Norma Fontaine lives in a perfect world of handy tips and sensible advice. Whether it’s choosing the right girdle or honing her feminine allure, she measures life by the standards set in the women’s magazines. But Norma discovers that the real world is less delightful – and more sinister – than the one portrayed in the glossies. When dark secrets threaten her brother’s blossoming romance, Norma must decide whether to sacrifice life in a woman’s world for the sake of his happiness. As her decision is slowly revealed, readers realise that, like life in the magazines, Norma isn’t quite what she seems.
Woman’s World is a full-length collaged novel created from fragments of found text from women’s magazines from the early 1960s. Thousands of sentences, phrases and words have been cut out and reassembled on the page in order to tell Norma’s subversive story. It offers a reading experience that is both literary and visual, challenging our perception of what a novel should look like and how it should be written.
The book has been exhibited internationally in artist book and graphic design exhibitions including the 24th International Biennial of Graphic Design at Moravian Gallery, Brno, Czech Republic; Kunsthal Museum, Rotterdam; Cooper Hewitt National Design Museum, New York; Walker Art Institute, Minneapolis; Hammer Museum, Los Angeles; Contemporary Arts Museum Houston, Texas; Southeastern Center for Contemporary Art, Winston-Salem, North Carolina; RISD Museum of Art, Rhode Island and the University of Johannesburg, South Africa. It is held in the permanent collection of M HKA, Museum of Contemporary Art, Antwerp and the National Art Library, Victoria and Albert Museum, London.
Rawle’s novel… represents the merging of visual and verbal creativity into a uniquely authored work. There is really no other artist/writer on the scene today (or any day) quite like Mr. Rawle. Although ‘graphic novels’ have become a huge global phenomenon and a serious literary endeavor, Mr. Rawle’s methodology and outcome is entirely his own. By painstakingly mining vintage magazines and publications for real fragments of text, he assembles stories whose texture and language comes from the commercial world and yet whose dramatic content is entirely original. He has taken a familiar avant-garde strategy—collage—and implemented it on an unprecedented scale. He also exposes the origins of collage in the production processes of the commercial graphic arts. The experience of reading Woman’s World is like none other. Such works are contributing to a renaissance in the world of independent publishing.

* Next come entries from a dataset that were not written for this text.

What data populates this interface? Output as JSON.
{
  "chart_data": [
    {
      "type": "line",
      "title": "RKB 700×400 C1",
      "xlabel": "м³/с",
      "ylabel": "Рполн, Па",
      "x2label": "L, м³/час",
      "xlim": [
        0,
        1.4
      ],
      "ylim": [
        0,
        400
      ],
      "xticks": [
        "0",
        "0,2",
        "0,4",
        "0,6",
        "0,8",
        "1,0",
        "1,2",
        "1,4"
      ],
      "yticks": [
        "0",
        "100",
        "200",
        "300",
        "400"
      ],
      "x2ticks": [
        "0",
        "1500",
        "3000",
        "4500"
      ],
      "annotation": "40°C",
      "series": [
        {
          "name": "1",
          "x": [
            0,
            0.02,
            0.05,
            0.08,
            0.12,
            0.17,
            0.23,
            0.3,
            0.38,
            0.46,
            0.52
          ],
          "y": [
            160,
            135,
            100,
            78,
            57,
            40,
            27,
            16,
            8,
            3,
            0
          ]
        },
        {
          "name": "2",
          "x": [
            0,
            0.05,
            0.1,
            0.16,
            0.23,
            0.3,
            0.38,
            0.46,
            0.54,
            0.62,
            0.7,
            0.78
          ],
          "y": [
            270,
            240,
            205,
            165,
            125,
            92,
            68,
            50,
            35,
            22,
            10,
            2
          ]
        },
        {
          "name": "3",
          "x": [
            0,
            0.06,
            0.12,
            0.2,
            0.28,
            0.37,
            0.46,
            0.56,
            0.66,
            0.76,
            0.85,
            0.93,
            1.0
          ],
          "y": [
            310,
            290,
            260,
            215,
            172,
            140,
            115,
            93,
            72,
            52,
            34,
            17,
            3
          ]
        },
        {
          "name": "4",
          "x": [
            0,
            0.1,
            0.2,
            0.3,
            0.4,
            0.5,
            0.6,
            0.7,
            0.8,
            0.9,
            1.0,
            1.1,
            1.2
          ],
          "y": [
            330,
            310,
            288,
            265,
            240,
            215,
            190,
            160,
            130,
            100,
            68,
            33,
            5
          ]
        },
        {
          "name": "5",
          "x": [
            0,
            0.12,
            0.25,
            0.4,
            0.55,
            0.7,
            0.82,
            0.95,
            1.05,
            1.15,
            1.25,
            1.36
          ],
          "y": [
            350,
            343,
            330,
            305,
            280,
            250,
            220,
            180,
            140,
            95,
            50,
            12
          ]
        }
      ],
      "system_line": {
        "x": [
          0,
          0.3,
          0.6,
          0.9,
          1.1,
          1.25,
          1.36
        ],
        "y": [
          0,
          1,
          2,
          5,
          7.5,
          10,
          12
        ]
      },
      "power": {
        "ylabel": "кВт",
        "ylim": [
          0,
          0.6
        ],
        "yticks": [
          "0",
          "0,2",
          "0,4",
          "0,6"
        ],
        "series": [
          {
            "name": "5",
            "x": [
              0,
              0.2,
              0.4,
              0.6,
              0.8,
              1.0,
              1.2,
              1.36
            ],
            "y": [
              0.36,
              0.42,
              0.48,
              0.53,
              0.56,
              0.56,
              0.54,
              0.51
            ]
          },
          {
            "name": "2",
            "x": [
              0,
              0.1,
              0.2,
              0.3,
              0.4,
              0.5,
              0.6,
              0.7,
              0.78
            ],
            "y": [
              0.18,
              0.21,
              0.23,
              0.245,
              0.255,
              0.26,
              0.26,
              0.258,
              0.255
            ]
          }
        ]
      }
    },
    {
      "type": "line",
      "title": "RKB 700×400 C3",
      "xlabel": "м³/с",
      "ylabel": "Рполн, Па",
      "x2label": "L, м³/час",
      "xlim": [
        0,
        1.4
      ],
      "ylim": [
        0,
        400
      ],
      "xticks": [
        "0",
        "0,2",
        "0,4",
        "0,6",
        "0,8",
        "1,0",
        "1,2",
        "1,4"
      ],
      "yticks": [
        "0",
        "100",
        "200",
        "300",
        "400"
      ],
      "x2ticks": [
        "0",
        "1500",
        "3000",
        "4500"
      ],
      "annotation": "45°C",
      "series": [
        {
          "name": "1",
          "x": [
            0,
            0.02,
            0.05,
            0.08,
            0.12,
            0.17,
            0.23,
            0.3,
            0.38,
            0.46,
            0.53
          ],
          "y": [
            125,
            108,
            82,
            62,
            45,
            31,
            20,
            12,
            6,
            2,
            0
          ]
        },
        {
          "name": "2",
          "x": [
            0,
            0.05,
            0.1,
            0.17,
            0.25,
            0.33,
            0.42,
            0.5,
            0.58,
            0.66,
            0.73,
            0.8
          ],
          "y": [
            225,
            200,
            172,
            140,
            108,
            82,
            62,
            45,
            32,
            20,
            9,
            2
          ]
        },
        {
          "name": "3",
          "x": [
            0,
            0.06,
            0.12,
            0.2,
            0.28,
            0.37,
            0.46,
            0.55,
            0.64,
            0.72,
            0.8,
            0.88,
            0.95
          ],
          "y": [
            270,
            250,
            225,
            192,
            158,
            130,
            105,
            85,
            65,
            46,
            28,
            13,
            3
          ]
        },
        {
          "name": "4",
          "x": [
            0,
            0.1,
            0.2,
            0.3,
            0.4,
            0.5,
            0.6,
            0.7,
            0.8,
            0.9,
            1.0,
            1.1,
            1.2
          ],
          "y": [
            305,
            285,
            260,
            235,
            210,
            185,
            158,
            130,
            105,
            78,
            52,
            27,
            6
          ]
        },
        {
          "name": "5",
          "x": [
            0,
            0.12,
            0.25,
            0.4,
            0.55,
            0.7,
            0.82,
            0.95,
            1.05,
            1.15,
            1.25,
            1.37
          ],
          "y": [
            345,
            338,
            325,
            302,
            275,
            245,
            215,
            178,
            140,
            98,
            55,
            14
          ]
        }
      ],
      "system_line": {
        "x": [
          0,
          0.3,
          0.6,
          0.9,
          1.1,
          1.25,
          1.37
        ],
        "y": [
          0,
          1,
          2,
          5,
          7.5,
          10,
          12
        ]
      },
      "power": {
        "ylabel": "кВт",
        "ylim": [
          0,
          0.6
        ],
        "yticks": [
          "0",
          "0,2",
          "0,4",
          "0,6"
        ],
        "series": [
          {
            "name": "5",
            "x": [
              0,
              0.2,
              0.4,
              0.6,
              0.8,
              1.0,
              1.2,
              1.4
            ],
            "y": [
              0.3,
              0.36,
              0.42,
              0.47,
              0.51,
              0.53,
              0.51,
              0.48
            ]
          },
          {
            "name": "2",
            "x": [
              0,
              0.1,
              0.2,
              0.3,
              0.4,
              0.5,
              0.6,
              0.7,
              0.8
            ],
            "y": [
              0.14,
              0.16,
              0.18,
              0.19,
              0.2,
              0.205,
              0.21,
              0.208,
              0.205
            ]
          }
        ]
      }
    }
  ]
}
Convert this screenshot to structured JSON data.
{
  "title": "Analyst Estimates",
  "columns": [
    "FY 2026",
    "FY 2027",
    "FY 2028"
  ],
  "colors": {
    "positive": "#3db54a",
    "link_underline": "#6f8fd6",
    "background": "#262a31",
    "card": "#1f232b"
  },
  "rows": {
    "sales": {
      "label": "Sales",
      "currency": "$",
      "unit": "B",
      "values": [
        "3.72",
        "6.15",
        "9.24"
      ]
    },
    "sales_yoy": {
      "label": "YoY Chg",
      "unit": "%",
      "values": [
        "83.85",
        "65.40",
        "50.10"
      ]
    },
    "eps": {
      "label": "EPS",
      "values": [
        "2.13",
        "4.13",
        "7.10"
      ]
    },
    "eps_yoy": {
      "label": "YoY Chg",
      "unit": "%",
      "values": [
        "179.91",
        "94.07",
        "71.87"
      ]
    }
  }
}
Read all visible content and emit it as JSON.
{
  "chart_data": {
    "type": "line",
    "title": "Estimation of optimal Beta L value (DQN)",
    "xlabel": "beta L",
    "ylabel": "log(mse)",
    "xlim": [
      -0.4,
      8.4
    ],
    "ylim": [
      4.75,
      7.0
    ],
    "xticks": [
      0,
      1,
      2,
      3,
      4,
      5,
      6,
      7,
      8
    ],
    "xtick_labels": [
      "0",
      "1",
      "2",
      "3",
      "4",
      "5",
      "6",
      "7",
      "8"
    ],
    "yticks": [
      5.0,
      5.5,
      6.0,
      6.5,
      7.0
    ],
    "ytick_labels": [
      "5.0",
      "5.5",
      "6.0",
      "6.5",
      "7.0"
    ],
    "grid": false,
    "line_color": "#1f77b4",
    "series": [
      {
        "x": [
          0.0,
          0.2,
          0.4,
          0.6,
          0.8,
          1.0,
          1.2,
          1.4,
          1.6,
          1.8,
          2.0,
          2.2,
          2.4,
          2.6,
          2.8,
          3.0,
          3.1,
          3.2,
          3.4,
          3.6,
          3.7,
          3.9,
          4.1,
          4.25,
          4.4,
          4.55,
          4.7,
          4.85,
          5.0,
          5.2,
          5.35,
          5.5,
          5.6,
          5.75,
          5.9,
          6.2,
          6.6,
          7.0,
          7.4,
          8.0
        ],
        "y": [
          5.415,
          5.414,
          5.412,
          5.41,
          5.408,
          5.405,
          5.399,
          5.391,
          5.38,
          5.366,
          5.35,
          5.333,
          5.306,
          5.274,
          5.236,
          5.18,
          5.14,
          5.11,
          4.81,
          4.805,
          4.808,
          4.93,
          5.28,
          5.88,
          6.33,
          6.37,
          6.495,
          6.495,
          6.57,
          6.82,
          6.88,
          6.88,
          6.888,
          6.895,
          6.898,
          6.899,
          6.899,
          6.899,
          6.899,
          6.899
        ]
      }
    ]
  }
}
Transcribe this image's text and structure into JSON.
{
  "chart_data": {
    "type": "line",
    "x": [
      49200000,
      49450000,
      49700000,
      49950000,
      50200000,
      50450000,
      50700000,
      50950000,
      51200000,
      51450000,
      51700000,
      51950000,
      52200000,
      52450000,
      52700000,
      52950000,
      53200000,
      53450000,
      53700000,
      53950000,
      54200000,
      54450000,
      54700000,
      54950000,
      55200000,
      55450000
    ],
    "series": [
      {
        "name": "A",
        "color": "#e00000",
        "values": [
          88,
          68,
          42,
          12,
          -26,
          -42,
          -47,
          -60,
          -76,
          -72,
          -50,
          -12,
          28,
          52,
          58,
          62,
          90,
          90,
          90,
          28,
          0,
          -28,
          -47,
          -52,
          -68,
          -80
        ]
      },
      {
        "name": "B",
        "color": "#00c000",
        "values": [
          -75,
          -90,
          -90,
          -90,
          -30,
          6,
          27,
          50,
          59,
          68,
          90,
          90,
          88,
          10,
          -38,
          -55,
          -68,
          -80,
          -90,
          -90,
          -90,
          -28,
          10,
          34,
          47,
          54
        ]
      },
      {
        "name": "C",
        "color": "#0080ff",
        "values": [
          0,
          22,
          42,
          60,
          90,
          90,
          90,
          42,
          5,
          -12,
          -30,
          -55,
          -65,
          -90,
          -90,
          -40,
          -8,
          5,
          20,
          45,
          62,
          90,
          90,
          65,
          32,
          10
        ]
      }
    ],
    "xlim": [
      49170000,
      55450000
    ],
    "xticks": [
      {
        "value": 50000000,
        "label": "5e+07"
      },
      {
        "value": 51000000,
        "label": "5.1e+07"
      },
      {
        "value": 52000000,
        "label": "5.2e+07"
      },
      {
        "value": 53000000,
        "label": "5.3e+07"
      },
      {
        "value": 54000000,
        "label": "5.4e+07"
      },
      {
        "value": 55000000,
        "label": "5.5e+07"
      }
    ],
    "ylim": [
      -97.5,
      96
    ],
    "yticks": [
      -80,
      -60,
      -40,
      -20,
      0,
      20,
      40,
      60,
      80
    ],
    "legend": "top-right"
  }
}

Ellen Lupton, Senior Curator of Contemporary Design, Cooper-Hewitt, National Design Museum, Smithsonian Institution, New York
"The most wildly original novel produced in this country in the past decade. . . Like all great artists, Rawle has used the constraints of this exercise as a fiercely enabling liberation. . . This book is a work of genius."
(Neel Mukherjee, The Times, 3 December 2005)
"A breathtaking and breathtakingly idiosyncratic work"
(The Observer, 13 August 2006)
"A brilliant invention, allowing full lyrical use of the available material, which Rawle gathers and pleats into rhapsodic riffs of garment ecstasy. . . A tale that moves with the pace of a thriller, with as many cliffhanging chapter endings and swerves of story… Woman's World may prove metafiction's first bestseller."
(Tom Phillips, The Guardian, 15th October 2005)
"What begins as an exquisitely wayward work of art and outright comic masterpiece transforms into a galloping plot of serious literary intent. Woman's World is charming, chilling, sinister, surreal and utterly unforgettable."
(Samantha Boyce, Scotsman, 2005)
"The novel's powerful, twisting plot offers a serious interrogation of the sexual stereotypes that can exert such a perverse influence over the vulnerable. What emerges is a tender love story in which an apparently happy ending also contains dark elements of unfinished business. The narrative, it turns out, is as peculiar as the presentation."
(Daily Telegraph, 28 August 2006)
"Five years in the making, Rawle's book is both a work of art and an astonishingly moving, funny novel. This is an ingenious, wonderful book."
(Scotland on Sunday, 6 November 2005)
"Rawle’s narrative grips as a reading experience from start to finish. His appropriation of the found material is so seamless and artful that words by an unnamed army of women’s magazine writers read as his own…Rawle transforms the linguistic clichés peddled by these magazines into something fresh, subtly subversive and often laugh-out-loud funny. . .This novel’s triumph is that it works on every level."
(Rick Poynor, Eye Magazine, 31st October 2005)
"Brilliant… It’s garish and funny, a tour de force."
(Matt Groening, creator of The Simpsons, Minneapolis Star and Tribune, 2009)
"Compellingly eccentric… a clever hybrid of cultural critique and domestic farce."
(Time Out, New York 2008)
'Woman’s World' sparkles with linguistic mischief while detailing a moving and psychologically acute story."
(Claire Alfree
, Metro, 2005)
"If genius and madness go hand in hand, this text is the proof. . . the genius is that this isn’t a mere novelty, but a perfect marriage of form and function. Genius."